LiquiLM: Bridging the Semantic Gap in Liquidity Flaw Audit via DCN and LLMs

TL;DR

LiquiLM is a novel framework combining LLMs and DCN to detect and explain liquidity flaws in smart contracts, significantly improving accuracy and aiding vulnerability discovery in DeFi ecosystems.

Contribution

The paper introduces LiquiLM, a new approach that bridges semantic gaps between code and liquidity intents using LLMs and DCN, enhancing flaw detection in liquidity management smart contracts.

Findings

Achieves over 90% F1-score in liquidity flaw detection.

Successfully identifies 238 high-risk contracts in real-world audits.

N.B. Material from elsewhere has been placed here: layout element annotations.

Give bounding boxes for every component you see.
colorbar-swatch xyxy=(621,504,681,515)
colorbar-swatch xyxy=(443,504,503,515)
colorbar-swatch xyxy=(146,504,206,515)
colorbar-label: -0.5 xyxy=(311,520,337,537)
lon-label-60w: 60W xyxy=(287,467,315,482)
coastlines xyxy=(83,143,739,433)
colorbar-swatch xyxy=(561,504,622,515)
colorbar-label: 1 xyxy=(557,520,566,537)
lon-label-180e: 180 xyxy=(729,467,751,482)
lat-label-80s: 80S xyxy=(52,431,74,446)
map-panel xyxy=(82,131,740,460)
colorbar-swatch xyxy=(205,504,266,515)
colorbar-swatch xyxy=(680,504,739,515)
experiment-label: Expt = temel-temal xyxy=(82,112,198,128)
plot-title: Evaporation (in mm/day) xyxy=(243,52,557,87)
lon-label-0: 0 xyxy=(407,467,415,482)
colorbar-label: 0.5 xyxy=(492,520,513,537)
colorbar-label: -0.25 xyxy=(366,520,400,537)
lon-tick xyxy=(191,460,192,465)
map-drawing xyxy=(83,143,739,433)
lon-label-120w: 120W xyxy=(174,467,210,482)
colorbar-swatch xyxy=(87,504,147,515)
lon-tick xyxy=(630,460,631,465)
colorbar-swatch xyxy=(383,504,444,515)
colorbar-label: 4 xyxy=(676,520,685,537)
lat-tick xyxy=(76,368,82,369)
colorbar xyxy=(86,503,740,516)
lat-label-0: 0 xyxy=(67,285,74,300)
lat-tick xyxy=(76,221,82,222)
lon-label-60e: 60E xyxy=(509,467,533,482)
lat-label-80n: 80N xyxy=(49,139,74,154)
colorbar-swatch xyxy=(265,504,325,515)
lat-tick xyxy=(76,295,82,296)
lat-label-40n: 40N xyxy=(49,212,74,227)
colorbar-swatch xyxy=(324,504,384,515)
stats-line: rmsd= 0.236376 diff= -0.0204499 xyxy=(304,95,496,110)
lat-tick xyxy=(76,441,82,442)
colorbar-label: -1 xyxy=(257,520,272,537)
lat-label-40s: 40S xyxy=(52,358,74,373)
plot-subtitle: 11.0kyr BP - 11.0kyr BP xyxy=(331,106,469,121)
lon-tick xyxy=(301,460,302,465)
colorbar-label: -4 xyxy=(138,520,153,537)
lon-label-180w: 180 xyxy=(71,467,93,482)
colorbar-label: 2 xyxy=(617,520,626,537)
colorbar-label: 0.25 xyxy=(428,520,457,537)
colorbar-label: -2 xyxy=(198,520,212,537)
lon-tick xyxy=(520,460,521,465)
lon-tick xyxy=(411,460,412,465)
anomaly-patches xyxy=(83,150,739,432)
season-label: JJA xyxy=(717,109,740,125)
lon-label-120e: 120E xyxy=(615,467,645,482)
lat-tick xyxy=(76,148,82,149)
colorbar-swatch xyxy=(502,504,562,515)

Discovers 10 CVE-certified vulnerabilities in Ethereum contracts.

Abstract

Traditional consensus mechanisms, such as Proof of Stake (PoS), increasingly reveal an excessive dependency on large liquidity providers. Although the Proof of Liquidity (PoL) mechanism serves as a critical paradigm for incentivizing sustained liquidity provision and ensuring market stability, its transition from asset staking to active liquidity management significantly increases the complexity of underlying smart contract economic models and interaction logic. This renders hidden liquidity logic flaws difficult to detect via traditional methods, seriously threatening the system stability and user asset security of mainstream DeFi and emerging PoL ecosystems. To address this, we propose the LiquiLM framework, which integrates Large Language Models (LLMs) with a Dynamic Co-Attention Network (DCN). By establishing a dynamic interaction between liquidity-critical contracts and flaw descriptions, the framework effectively bridges the semantic gap between underlying code implementations and high-level liquidity intents. We evaluate the performance of LiquiLM on 1,490 validation contracts (covering precision, recall, specificity, and F1-score). The results show that it achieves significant effectiveness in auditing and explaining liquidity flaws: in experiments using Gemini 3 Pro and GPT-4o as backbone models, respectively, the F1-scores both exceed 90%. Furthermore, through an in-depth audit of 1,380 real-world PoL and Ethereum economic contracts, LiquiLM successfully identifies 238 high-risk contracts and assists in discovering 10 vulnerabilities that have received CVE certification.